Bonum Certa Men Certa

The Quality of Patents is Connected to the Quality of Life of Patent Examiners

Two years ago: At EPO, “Producing Stronger Patents (or Being Able to Produce Them) is Also a Matter of Professional Pride for the Examiners”

A father and son
Not your father's EPO anymore



Summary: EPO staff is not happy (a new President has not changed things) and the problems associated with low quality of patents become more visible in courtrooms

THE CONCEPT of patents is very old and it predates the name or the word "patents". Early monopolies on ideas covered rather fundamental things which were demonstrable, physically. Inventors used to actually present something that worked, not theoretical spaceships.



Warp speed to the 21st century only to find nature itself being patented (things which predate humans). It's happening right here in Europe, where a bunch of bankers and politicians nowadays call computers "AI" and then use the buzzwords to justify patents on mere operations, which are all reducible to mathematics.

We've come across numerous software patents articles lately. Many are about the European Patent Office (EPO) because such patents are perishing in the US. Some of these articles come from the patent trolls; lobby (IAM), especially earlier this month, but they're all behind paywall; we assume it's so that critics cannot see and rebut without buying subscription (i.e. funding the trolls' lobby).

What good is the job of a patent examiner if the skills required are basic or 'feel' basic? What if there's insufficient time to research the area, learning in the process of working? What if wrong decisions are being made, which later lead to human agony and injustice?
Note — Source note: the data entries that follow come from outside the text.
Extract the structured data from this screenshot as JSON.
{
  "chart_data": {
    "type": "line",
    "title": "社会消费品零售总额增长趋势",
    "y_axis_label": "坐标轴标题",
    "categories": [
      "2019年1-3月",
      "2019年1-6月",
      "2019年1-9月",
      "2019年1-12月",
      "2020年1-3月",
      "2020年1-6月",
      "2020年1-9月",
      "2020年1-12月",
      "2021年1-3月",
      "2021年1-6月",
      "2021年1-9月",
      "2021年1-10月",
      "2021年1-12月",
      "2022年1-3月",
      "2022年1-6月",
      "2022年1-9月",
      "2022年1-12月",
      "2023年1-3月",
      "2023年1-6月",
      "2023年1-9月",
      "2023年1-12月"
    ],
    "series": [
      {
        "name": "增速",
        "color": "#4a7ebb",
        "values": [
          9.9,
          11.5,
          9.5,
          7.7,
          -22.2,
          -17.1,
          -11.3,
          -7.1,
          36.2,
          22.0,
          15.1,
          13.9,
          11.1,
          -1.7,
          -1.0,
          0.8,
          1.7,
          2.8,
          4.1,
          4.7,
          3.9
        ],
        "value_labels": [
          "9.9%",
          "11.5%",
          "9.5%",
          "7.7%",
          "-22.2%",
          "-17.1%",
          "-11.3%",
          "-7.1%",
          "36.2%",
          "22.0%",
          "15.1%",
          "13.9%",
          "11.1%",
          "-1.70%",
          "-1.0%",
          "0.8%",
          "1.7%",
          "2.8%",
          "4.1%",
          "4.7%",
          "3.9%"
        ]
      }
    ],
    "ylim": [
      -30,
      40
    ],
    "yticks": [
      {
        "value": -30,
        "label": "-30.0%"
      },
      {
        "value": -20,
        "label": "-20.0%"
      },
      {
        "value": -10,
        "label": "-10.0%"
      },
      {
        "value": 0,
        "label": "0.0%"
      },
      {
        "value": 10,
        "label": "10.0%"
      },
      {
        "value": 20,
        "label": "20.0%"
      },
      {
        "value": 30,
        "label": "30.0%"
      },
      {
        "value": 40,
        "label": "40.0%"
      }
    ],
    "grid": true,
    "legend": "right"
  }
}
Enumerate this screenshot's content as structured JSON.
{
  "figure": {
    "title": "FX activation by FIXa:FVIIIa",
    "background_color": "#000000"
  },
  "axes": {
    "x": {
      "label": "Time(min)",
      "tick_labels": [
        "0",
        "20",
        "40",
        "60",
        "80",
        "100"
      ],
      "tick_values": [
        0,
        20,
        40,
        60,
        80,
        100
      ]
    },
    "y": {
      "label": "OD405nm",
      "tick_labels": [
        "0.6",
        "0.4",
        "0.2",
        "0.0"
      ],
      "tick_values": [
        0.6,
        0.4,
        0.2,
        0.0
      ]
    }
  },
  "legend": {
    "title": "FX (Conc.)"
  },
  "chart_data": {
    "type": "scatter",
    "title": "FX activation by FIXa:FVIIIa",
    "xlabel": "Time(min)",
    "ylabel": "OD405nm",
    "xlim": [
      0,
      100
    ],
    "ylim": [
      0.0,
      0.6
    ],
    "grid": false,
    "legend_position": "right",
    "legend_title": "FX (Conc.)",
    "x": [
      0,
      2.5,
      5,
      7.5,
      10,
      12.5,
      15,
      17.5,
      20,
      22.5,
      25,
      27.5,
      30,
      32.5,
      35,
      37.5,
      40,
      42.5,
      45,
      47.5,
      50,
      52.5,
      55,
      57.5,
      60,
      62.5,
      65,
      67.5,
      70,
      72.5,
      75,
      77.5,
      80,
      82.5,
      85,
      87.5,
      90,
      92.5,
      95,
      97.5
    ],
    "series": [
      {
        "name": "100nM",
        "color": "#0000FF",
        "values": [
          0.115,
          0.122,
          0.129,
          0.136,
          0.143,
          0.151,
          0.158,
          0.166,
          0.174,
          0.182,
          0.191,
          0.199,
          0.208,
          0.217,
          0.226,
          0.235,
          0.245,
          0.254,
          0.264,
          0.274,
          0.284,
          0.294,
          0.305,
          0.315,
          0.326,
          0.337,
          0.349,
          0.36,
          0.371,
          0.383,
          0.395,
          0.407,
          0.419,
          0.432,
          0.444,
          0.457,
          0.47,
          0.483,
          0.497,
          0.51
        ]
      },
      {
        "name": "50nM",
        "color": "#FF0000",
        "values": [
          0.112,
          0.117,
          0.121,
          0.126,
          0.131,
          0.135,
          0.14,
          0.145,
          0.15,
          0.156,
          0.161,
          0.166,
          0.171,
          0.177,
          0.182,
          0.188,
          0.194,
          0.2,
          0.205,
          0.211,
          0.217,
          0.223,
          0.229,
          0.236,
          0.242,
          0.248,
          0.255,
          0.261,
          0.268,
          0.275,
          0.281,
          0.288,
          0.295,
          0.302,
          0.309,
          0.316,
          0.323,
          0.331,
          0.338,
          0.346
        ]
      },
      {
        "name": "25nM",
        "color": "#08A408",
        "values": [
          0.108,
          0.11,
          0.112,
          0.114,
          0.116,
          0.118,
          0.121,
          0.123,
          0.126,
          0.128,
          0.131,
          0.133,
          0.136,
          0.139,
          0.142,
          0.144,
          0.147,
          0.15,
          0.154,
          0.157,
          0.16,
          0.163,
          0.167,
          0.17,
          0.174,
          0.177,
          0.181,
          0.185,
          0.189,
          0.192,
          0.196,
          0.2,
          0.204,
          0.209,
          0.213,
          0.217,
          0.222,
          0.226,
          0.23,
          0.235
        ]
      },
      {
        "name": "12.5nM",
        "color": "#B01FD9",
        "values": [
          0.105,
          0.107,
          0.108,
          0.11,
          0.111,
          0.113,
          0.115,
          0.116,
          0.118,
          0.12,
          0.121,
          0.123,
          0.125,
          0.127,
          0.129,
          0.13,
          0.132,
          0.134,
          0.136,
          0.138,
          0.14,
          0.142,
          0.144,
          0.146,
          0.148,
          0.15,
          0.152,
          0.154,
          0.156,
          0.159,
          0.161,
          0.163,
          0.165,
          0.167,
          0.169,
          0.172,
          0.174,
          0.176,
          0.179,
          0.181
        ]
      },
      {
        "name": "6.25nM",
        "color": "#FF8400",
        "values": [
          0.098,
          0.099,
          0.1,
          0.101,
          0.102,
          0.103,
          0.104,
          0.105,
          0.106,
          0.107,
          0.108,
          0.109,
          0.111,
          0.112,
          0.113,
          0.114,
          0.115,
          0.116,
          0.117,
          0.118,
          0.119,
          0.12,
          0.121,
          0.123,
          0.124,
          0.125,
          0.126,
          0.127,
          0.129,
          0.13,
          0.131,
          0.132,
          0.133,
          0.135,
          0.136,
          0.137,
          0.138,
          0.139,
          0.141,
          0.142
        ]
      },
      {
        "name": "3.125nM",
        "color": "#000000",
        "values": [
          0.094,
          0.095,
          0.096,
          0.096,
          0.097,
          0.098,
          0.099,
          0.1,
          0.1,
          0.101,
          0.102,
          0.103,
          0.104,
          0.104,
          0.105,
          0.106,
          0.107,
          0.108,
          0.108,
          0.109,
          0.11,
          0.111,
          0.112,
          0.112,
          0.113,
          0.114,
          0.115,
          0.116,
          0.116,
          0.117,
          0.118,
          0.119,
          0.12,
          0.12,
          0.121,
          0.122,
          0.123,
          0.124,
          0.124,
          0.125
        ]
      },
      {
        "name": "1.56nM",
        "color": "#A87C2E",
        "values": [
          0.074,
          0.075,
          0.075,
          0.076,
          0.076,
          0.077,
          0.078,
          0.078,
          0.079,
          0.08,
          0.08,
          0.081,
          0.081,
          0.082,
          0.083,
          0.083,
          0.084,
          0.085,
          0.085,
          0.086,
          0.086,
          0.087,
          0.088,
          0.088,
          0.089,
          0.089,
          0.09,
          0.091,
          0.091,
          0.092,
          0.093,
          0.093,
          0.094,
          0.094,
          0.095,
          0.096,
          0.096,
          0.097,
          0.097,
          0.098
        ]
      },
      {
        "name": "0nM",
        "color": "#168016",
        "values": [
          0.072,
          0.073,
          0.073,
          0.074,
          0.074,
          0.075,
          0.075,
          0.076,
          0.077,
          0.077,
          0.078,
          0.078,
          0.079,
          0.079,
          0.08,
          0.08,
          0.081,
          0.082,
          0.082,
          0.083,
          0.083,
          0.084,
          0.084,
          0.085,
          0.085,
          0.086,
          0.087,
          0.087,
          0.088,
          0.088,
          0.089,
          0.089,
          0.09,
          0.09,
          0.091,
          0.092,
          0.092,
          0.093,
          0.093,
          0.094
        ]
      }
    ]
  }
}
Today's EPO has lost the ability to attract talented people, but seeing that hirings aren't even on the agenda anymore, the management probably doesn't care. These people only care about securing as many huge salaries until the end of their term. The longterm viability of the EPO isn't a concern of theirs.
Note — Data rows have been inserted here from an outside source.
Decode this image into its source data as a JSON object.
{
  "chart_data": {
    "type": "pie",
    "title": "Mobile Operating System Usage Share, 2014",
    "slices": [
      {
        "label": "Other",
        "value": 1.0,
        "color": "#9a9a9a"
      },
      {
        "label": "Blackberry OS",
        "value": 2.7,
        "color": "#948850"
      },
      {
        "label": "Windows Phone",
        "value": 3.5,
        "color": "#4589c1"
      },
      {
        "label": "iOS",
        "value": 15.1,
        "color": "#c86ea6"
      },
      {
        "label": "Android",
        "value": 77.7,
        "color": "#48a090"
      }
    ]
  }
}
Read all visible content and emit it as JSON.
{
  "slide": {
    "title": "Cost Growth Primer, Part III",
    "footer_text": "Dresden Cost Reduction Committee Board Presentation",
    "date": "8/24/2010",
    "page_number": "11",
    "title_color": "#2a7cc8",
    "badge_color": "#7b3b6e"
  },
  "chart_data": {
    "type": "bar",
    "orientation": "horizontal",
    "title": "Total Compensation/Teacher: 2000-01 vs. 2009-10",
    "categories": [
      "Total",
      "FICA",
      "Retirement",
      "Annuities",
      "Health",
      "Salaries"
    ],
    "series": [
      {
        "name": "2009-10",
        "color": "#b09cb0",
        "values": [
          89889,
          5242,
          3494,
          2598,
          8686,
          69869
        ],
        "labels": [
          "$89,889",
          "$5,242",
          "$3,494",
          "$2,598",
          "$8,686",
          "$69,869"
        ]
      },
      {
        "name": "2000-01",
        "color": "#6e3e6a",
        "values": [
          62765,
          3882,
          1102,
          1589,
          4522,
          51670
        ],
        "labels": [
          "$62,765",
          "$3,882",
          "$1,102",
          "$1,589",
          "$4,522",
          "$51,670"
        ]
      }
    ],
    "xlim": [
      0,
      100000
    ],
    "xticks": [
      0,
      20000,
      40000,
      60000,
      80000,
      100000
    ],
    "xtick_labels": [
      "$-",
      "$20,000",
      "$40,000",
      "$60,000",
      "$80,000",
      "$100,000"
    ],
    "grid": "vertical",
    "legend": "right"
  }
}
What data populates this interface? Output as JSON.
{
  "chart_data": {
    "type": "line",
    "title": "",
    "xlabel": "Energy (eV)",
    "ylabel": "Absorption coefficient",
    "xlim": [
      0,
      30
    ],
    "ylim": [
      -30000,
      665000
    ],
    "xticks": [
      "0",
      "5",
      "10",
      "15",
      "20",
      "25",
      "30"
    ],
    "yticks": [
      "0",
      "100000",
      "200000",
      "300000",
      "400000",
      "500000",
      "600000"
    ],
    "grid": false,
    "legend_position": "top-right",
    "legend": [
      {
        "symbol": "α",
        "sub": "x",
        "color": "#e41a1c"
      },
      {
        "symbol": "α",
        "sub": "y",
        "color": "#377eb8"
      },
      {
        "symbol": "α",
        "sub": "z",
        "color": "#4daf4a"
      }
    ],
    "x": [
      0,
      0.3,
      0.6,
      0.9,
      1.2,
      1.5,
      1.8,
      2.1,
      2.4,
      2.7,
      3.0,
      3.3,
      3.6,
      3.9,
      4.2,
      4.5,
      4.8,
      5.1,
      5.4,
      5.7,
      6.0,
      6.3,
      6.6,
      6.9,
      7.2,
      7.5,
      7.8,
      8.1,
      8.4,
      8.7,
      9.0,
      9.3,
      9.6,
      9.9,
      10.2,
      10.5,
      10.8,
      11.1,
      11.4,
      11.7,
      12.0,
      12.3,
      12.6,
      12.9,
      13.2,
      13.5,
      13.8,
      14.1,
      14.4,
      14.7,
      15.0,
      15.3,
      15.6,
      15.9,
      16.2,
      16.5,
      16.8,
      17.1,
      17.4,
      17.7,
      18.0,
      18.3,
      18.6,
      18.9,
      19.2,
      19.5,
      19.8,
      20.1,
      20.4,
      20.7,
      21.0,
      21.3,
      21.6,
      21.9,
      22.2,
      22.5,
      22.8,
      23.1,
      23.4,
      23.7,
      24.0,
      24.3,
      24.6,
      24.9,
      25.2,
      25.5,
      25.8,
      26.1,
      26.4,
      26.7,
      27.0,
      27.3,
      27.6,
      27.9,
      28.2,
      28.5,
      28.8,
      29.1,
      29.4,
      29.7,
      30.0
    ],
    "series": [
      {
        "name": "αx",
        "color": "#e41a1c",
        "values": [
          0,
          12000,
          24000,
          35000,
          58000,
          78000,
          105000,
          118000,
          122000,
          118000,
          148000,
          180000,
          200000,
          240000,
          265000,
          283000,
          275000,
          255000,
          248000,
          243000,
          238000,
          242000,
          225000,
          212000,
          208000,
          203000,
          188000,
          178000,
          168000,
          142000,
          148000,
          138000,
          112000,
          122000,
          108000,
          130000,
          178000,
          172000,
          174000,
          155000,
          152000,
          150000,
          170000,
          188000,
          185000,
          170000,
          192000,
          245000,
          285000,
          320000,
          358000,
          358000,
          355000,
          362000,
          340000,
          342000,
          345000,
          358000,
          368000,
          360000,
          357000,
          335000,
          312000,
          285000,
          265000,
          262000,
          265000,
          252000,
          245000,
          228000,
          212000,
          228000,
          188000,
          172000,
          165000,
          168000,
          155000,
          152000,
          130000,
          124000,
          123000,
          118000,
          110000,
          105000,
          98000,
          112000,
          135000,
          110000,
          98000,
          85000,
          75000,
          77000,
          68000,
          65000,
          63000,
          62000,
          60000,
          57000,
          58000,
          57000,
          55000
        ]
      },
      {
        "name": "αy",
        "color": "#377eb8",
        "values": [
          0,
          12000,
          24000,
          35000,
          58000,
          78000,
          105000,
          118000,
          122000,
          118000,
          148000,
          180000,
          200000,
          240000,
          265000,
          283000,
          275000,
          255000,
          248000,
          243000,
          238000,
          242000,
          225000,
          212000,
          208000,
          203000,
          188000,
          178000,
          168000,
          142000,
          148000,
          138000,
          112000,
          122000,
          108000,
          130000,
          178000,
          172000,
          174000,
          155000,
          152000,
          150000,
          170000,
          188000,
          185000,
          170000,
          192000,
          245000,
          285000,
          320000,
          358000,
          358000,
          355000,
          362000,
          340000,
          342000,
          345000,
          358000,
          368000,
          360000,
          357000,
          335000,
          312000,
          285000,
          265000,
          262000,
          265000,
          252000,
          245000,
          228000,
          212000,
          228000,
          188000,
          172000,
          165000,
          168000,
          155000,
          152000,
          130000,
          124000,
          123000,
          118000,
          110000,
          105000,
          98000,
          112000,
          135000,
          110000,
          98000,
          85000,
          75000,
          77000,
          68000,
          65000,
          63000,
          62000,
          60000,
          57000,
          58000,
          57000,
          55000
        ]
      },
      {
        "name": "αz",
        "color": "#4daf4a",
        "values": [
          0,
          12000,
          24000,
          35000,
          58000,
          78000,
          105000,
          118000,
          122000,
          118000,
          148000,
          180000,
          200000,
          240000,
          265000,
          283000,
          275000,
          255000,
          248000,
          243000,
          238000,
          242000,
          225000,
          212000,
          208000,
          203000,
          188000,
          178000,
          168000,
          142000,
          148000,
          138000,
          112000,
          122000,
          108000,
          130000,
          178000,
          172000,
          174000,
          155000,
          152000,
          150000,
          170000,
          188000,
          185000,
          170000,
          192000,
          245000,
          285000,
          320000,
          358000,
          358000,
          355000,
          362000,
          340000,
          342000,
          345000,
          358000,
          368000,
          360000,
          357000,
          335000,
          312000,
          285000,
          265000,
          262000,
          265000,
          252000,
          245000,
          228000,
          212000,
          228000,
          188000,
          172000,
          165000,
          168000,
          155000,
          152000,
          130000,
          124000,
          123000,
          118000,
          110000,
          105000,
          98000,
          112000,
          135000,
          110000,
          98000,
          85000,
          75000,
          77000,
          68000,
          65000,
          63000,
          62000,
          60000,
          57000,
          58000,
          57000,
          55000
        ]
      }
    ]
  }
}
EPO employees no longer have permanent contracts, so why would they feel loyalty to the employer? Or to the stakeholders?
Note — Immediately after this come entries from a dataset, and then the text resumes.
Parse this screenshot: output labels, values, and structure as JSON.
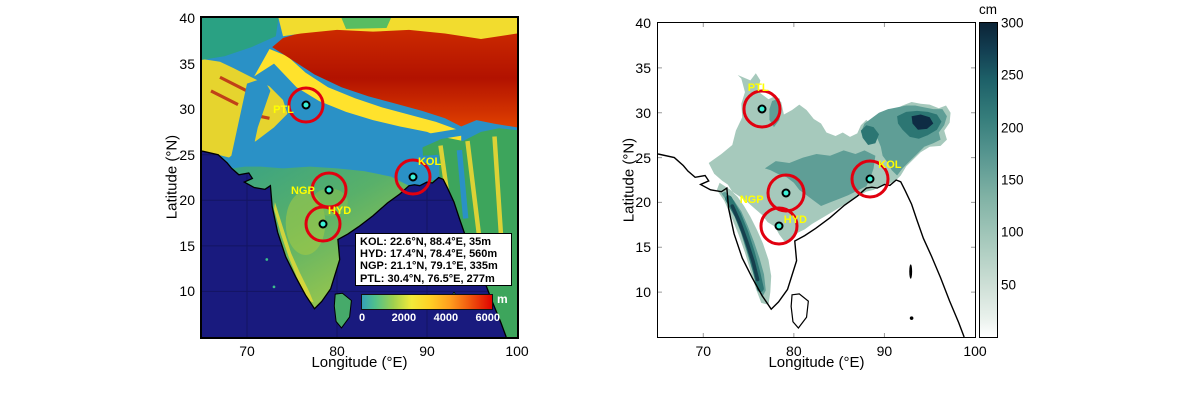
{
  "figure": {
    "left": {
      "description": "Topographic elevation map of India with station locations",
      "xlabel": "Longitude (°E)",
      "ylabel": "Latitude (°N)",
      "xlim": [
        65,
        100
      ],
      "ylim": [
        5,
        40
      ],
      "xticks": [
        70,
        80,
        90,
        100
      ],
      "yticks": [
        40,
        35,
        30,
        25,
        20,
        15,
        10
      ],
      "info_box": {
        "lines": [
          "KOL: 22.6°N, 88.4°E, 35m",
          "HYD: 17.4°N, 78.4°E, 560m",
          "NGP: 21.1°N, 79.1°E, 335m",
          "PTL: 30.4°N, 76.5°E, 277m"
        ]
      },
      "colorbar": {
        "label": "m",
        "orientation": "horizontal",
        "min": 0,
        "max": 6200,
        "ticks": [
          0,
          2000,
          4000,
          6000
        ],
        "colors": [
          "#35a0b8",
          "#4fc08c",
          "#9ed04f",
          "#f2ea3a",
          "#ffd126",
          "#ff9d1e",
          "#f0560e",
          "#df0300"
        ],
        "stops_pct": [
          0,
          10,
          24,
          38,
          52,
          68,
          83,
          100
        ]
      }
    },
    "right": {
      "description": "Filled contour map (cm) over India with station locations",
      "xlabel": "Longitude (°E)",
      "ylabel": "Latitude (°N)",
      "xlim": [
        65,
        100
      ],
      "ylim": [
        5,
        40
      ],
      "xticks": [
        70,
        80,
        90,
        100
      ],
      "yticks": [
        40,
        35,
        30,
        25,
        20,
        15,
        10
      ],
      "colorbar": {
        "label": "cm",
        "orientation": "vertical",
        "min": 0,
        "max": 300,
        "ticks": [
          50,
          100,
          150,
          200,
          250,
          300
        ],
        "colors_bottom_to_top": [
          "#ffffff",
          "#e9f1ec",
          "#cfe0d7",
          "#a8cabd",
          "#7fb1a4",
          "#579690",
          "#357d7b",
          "#1d6068",
          "#123c50",
          "#0b2436"
        ],
        "stops_pct": [
          0,
          6,
          16,
          30,
          45,
          58,
          70,
          82,
          92,
          100
        ]
      }
    }
  },
  "stations": [
    {
      "id": "KOL",
      "lat_deg": 22.6,
      "lon_deg": 88.4,
      "elevation": "35m"
    },
    {
      "id": "HYD",
      "lat_deg": 17.4,
      "lon_deg": 78.4,
      "elevation": "560m"
    },
    {
      "id": "NGP",
      "lat_deg": 21.1,
      "lon_deg": 79.1,
      "elevation": "335m"
    },
    {
      "id": "PTL",
      "lat_deg": 30.4,
      "lon_deg": 76.5,
      "elevation": "277m"
    }
  ],
  "palette": {
    "ocean": "#191a7e",
    "plain_blue": "#2a91c6",
    "peninsula_green": "#44a97e",
    "ghats_yellow": "#ddd83a",
    "nw_yellow": "#e6d42e",
    "himalaya_red": "#c62200",
    "fringe_yellow": "#ffe22c",
    "contour_light": "#a6c9bc",
    "contour_mid": "#5f9e96",
    "contour_dark": "#2c7673",
    "contour_darkest": "#0e2c44",
    "station_dot": "#3cf2d8",
    "station_circle": "#e1000f",
    "station_label": "#ffff00"
  }
}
R.I.P. Kat, a blog by a (likely) EPO insider, has just spoken about that EPO 'survey' (it lies about staff's sentiments [1, 2]), saying that António Campinos et al should "define a career system with a clear link between achievement and reward, and not the present system where, in 2018, staff exceeded all production targets to be rewarded with an unmatched number of "below" or "far below objectives"?"

They just want to grant lots and lots of European Patents, even software patents. More from R.I.P. Kat:

Apparently, President Campinos could not understand why the results of the study were so negative and why staff complained that they were not heard when he spent so much time having breakfast with them.

[...]

Unfortunately, the latest news do not show that management is listening. In the next article.


The management may be "listening"; pets too can listen, but that doesn't mean they understand, that they want to understand or that they will obey instructions (which they barely understand anyway).

Meanwhile, as we've been showing in recent months, more and more European Patents perish in courts, proving the point SUEPO has been making for years (and as recently as weeks ago).

Here is what "MaxDrei" has just said about the EPO's problem-solution crisis or approach, PSA. It's about the UK Supreme Court tossing out a European Patent after millions of euros were spent on lawyers:

Do I read here a unamimous Supreme Court panel putting EPO-PSA for the first time on an equal footing to Windsurfer/Pozzoli, both being seen as a "gloss" on the statutory question "Obvious Y/N?", a "gloss" that is helpful to teaze out the correct result?

And if so, will this have as consequence that, from now on, obviousness will be pleaded in the courts of England and Wales in line with EPO-PSA, ie, the established case law of the Boards of Appeal of the EPO.

I mean, if Windsurfer leads to the same result as EPO-PSA, why bother with it any longer? Applying EPO-PSA at first instance should have the effect of cutting down the number of appeals to EWCA. After all, the tenor of this piece seems to be that if EPO-PSA had been argued from the get go the proprietor might have saved the patent.


There are lots of fake European Patents that courts toss out and there may be more on the way at the highest British court. It didn't have to come to this, but the EPO ends up with lots of rubbish patents and not even a UPC to water down European patent law and permit patents on everything under the sun.